Yes, as I understand it.
I do have the option programmatically in my code to
distribute the load on the DB as you had mentioned (for example the SELECT
issue you mentioned), so if I was to go down that road would sloany be the
best way to go, or do I still need to use pgpool. Also how easy is sloany to
setup?
It sounds like the slony/pg pool combination might be worth considering.
I havn't had a chance to play with slony yet, so I can't say.too much about whether it is easy to setup or not. From what I have seen, it looks reasonably easy considering what it it is trying to achieve.
I might have a chance to test some of this out for myself in the new year, but that's not decided yet.
Regards Iain
Cheers
Adile
-----Original Message----- From: Iain [mailto:[EMAIL PROTECTED] Sent: November 29, 2004 7:22 PM To: Adile Abbadi; [EMAIL PROTECTED] Subject: Re: [ADMIN] Load Balancing/Multiple Postgres Machines
Hi,
I have been considering this in my spare time for a little while too.
Joshua already mentioned slony and pgpool, and you may want to look at heartbeat too, though I don't know if it is strictly neccessary in a slony/pgpoos installation. My focus is more on replication for high availability and failover than performance.
Replication will involve some overhead so to offset that your application
must be set up to take good advantage of the load balancing possibilities.
There is no guarantee that your application will perform faster even if you
do implement replication.
As such, I don't know of any viable true _synchronous_ replication system
for postgres, the options listed above seem best suited for async
replication (using slony) and load balancing of SELECTs (not UPDATE INSERT
DELETE) using pg pool. If your application has a very heavy SELECT component
from browsing users (perhaps from a web application) then you may be able to
have a large portion of your SELECT SQL diverted to the slave database,
freeing the master to handle all updating of data.
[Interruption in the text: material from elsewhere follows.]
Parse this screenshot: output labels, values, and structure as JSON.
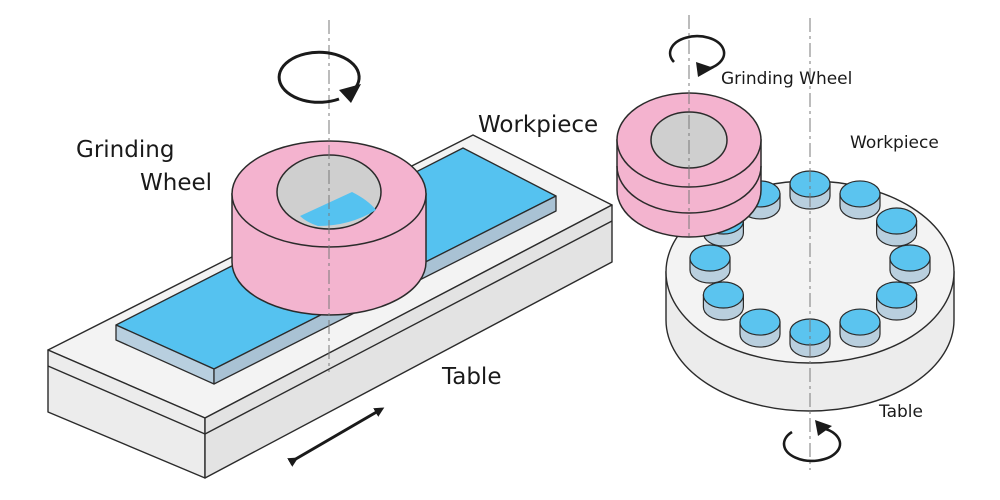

Whether this will help you or not, I don't know. Analyse the options and
your requirements and test it. If you come up with any good information, I'd
be very intertested to hear it.
I posted a summary of options as I understood them in the admin section. If
your search on availabilty and failover you should find it.
Regards Iain
----- Original Message ----- From: Adile Abbadi To: [EMAIL PROTECTED] Sent: Tuesday, November 30, 2004 3:34 AM Subject: [ADMIN] Load Balancing/Multiple Postgres Machines
Hi all,
Not sure if this has been asked before - it probably has been - but I figure
its probably just easier if I ask so my question is this:
How easy is it - or rather is it possible to create multiple instances of the same db on multiple machines?
We are currently running a very highly used postgres db (Ver 7.2) that eats
up a lot of cpu time when its heavily used. We recently bought some very
powerful equipment to accommodate this high use, (currently its on a single
CPU, 1GB of Ram SCSI server - upgraded to a dual CPU, 4GB of ram SCSI
server) but my fear is over time this issue is going to haunt me again and
hardware can only be upgraded so much.
So is it possible to do some level of load balancing in postgres - I would
love a situation where I could have multiple machines running multiple
instances of the same db (that are all synced in real-time), where there is
some smart level of load balancing happening.
So if it is possible is there some instruction info out there to help me along my way. Any help or insight would be greatly appreciated.